Les maladies rares posent un dilemme majeur en santé publique en raison de la difficulté à les diagnostiquer rapidement, de l’absence de traitements efficaces pour la plupart, de leur impact dévastateur sur les patients et leurs familles, et du manque de connaissances scientifiques et de prise en charge coordonnée. Bien qu’individuellement rares, ces maladies touchent collectivement un grand nombre de personnes, créant un fardeau économique et social important.
En effet, du fait justement de leur rareté, ces maladies ne bénéficient pas de programmes de recherche conséquents afin de leur trouver un remède, car les laboratoires pharmaceutiques, qui recherchent la rentabilité avant tout, ne veulent pas engager des budgets importants pour trouver des médicaments efficaces pour des malades qui ne sont pas nombreux.
Le manque de sensibilisation du public et de connaissances médicales a conduit à une sous-estimation importante du fardeau que représentent ces maladies pour nos systèmes de santé et les personnes qui en sont atteintes. Selon le décompte des milieux médicaux, il existe un peu plus de 7.000 maladies rares dans le monde. En Algérie, de 4 % à 6 % de la population est atteinte de ces maladies. Considérant que le nombre d’habitants se situe entre 46 et 47 millions, le nombre de patients souffrant de maladies rares avoisinerait les 2 millions d’habitants, sans tenir compte du facteur de consanguinité. Conscient de la situation, le président de la République, Abdelmadjid Tebboune, a souvent souligné la nécessité de prendre en charge les problèmes de tous les citoyens, quels qu’ils soient et où qu’ils soient. A titre illustratif, la liste des maladies rares et leurs traitements pris en charge par l’Etat a été portée de 32 à 109 maladies à travers l’arrêté du 6 novembre 2024, modifiant et complétant l’annexe I de l’arrêté du 6 février 2013 fixant les listes des maladies rares et des pathologies à pronostic vital ainsi que les produits pharmaceutiques destinés à leur traitement. La Caisse nationale des assurances sociales des travailleurs salariés (CNAS), a annoncé par le biais de son directeur-général adjoint, Dr Khaled Khedim, une évolution exponentielle des dépenses de remboursement des frais de soins qui ont atteint 2,7 millions de dollars par an.
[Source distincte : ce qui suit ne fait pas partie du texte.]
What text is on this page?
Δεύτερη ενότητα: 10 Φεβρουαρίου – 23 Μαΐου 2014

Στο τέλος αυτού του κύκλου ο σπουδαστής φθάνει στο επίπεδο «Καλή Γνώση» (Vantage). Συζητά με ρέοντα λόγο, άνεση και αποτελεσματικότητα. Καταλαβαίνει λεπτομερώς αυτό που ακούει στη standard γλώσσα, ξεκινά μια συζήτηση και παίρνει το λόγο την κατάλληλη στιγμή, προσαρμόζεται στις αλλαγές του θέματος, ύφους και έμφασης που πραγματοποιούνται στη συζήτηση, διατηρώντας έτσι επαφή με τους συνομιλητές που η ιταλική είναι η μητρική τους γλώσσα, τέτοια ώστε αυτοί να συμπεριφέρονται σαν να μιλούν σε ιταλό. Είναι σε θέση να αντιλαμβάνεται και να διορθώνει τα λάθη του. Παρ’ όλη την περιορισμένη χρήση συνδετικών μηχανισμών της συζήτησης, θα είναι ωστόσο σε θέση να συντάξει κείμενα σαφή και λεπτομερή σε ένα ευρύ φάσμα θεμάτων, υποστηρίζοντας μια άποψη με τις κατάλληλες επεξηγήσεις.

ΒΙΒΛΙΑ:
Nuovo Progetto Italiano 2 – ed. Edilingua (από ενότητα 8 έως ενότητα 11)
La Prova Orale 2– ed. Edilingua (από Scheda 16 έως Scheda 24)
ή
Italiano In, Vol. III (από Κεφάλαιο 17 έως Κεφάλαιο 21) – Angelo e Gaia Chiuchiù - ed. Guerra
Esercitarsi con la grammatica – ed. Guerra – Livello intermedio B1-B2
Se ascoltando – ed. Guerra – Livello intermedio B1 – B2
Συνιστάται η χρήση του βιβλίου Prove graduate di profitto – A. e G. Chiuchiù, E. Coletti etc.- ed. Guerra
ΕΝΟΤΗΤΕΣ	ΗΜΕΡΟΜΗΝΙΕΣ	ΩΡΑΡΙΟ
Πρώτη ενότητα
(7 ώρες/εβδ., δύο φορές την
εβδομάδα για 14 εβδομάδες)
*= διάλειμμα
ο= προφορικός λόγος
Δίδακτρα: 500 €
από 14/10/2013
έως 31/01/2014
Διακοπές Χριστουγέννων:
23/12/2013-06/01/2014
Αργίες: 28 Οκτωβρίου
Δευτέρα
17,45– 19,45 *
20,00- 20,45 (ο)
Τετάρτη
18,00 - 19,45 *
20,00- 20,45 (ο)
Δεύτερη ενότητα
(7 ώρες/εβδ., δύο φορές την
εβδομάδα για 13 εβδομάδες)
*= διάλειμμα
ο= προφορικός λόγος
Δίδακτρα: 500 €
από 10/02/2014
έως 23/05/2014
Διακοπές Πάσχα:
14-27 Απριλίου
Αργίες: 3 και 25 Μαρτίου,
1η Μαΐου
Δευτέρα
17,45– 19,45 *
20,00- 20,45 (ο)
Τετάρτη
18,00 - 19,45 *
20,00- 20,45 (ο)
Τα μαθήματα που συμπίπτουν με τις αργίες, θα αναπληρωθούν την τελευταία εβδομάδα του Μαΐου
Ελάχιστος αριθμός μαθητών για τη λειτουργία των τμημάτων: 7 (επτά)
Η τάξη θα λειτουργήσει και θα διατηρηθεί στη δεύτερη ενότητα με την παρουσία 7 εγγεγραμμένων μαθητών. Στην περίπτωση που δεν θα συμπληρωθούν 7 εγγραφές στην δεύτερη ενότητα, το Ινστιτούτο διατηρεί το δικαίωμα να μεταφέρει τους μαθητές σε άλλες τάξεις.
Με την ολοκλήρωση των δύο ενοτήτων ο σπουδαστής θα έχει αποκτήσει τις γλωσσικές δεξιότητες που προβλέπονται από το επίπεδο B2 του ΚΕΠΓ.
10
Il est utile de signaler que l’Algérie est le seul pays en Afrique à consacrer un budget aussi important aux maladies rares. Il s’agit d’un budget conséquent reflétant un effort de l’Etat envers les malades, même si cela reste insuffisant en raison de la cherté des traitements, dont certains coûtent des dizaines de milliers de dollars. D’où la nécessité d’un plan pour les maladies rares, comme il y a eu, il y a quelque temps, un plan pour les cancers. A ce titre, ce plan est en phase d’élaboration, sous l’égide du ministère de la Santé, par un groupe de spécialistes confrontés aux malades au quotidien. De quoi susciter beaucoup d’espoir pour des centaines de milliers de malades dans le désarroi. Ce plan préconise notamment la généralisation du dépistage néonatal au plus grand nombre possible de maladies rares, une formation spécialisée pour tous les généralistes afin qu’ils puissent détecter les maladies rares, l’acquisition d’appareils de dépistage génétique, l’ouverture de centres de référence où les maladies seront identifiées et les malades orientés vers les structures de prise en charge adéquates (parcours de soins), la mise sur pied d’une plateforme numérique nationale pour assurer le suivi des malades partout en Algérie et la prise en charge des traitements et médicaments nécessaires pour stabiliser les maladies. L’adoption et l’activation de ce plan sont d’autant plus impératives que des malades décèdent sans même savoir qu’ils sont malades, alors qu’une détection à temps aurait pu les sauver.